Although it is known that Friedrich Wöhler was the first person to decompose aluminum by mixing anhydrous aluminum chloride with potassium in 1827, the metal was produced in an impure form by a Danish physicist and chemist, Hans Christian Ørsted, two years ago. Therefore, in the almanacs and chemistry literature, Øersted’s name is mentioned as the person who discovered aluminum. French Henri Saint-Claire Deville, in 1846, Wöhler’s method, developed by using sodium instead of the more expensive potassium.

In 1886, American Charles Martin Hall applied for a patent (patent number: 400655) on the production of aluminum by an electrolytic process, and in the same year, French Paul Héroult developed the same technique in Europe, being completely unaware of Hall’s invention. For this reason, the Hall-Heroult process, named after two scientists, is nowadays used to make aluminumIt is the basic method used all over the world in obtaining each of them.

It was decided to use aluminum in the construction of the summit of the Washington Monument in the USA, and the cost of approximately 30 grams of aluminum at that time was equivalent to twice the daily wage of a worker working on this project.

In the years immediately after Adolf Hitler came to power, Germany became the world leader in aluminum production.
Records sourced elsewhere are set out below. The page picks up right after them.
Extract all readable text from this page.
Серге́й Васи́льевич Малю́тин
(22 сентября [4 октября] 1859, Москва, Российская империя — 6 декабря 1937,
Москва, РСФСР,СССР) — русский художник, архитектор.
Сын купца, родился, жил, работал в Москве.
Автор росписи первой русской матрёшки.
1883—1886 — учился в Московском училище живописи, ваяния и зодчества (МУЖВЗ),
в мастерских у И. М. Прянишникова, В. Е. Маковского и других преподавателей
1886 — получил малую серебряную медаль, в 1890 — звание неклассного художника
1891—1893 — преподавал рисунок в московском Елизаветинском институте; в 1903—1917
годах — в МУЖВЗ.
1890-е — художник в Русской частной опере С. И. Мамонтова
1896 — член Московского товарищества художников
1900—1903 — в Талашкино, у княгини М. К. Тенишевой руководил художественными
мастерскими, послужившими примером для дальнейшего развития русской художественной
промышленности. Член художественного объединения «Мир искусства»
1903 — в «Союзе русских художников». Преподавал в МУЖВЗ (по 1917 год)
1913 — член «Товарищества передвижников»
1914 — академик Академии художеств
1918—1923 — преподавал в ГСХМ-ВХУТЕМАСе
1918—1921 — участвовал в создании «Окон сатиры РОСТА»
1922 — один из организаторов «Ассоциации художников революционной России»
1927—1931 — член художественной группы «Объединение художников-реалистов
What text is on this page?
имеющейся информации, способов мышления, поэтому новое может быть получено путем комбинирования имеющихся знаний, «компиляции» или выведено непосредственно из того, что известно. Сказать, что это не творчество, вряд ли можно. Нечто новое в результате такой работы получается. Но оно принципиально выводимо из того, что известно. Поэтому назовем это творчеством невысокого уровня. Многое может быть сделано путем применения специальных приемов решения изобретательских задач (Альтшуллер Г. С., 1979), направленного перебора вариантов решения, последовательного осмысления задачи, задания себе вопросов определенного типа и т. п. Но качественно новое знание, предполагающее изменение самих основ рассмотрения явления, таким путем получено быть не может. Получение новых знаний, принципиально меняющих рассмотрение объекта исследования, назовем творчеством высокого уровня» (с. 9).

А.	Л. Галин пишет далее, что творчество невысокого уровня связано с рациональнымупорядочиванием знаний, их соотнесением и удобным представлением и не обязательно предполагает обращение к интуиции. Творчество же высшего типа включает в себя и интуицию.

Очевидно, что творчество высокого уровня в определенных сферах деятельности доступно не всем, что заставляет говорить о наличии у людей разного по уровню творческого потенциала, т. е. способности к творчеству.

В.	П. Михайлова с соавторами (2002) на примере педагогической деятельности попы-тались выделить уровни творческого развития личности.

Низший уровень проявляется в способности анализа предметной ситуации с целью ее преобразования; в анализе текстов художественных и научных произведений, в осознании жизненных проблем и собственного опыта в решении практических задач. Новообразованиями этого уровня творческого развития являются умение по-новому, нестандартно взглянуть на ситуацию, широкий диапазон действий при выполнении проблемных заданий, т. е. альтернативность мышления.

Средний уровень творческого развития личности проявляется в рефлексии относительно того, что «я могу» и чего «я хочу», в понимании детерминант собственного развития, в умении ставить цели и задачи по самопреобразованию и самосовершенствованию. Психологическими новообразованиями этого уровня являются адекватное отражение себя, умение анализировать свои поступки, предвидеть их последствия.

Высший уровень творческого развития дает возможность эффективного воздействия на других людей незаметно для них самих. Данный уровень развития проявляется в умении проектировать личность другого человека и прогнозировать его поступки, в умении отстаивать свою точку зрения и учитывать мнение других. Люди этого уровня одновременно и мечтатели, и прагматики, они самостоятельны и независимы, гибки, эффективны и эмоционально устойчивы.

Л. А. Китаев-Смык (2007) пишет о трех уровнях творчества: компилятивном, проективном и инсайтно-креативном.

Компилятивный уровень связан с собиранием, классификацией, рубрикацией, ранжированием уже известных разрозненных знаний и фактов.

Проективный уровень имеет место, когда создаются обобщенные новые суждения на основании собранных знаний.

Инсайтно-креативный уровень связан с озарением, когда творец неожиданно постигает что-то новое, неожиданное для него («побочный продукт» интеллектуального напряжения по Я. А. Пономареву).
However, the commissioning of new hydroelectric power plant projects in the USA (for example, the Grand Coulee Dam) in 1942 gave the USA an advantage that Nazi Germany could not cope with. This superiority has emerged in the form of aluminum production sufficient to make 60,000 warplanes in four years.

 

Aluminum Prices

Today, Aluminum is a precious metal in many respects, and it is in the class of precious metals thanks to its features in its technically rich form and is priced instantly at London Metal Exchange. .

 

How to Calculate Aluminum Prices

The most common calculation method used worldwide to calculate aluminum prices is as follows;

LME (the value in the London Metal Exchange) x Exchange Rate + Labor + Shipping is most commonly calculated and sold.

In addition, other elements such as heat treatment (Thermic), surface polishing process, chemical coloring process and oven paint applied to increase durability according to the quality of the desired product are added to the main price of the product.

Apart from these, paint properties and other mechanical processes (Drilling, Cutting, etc.) to be preferred according to the usage area are also added to the labor cost.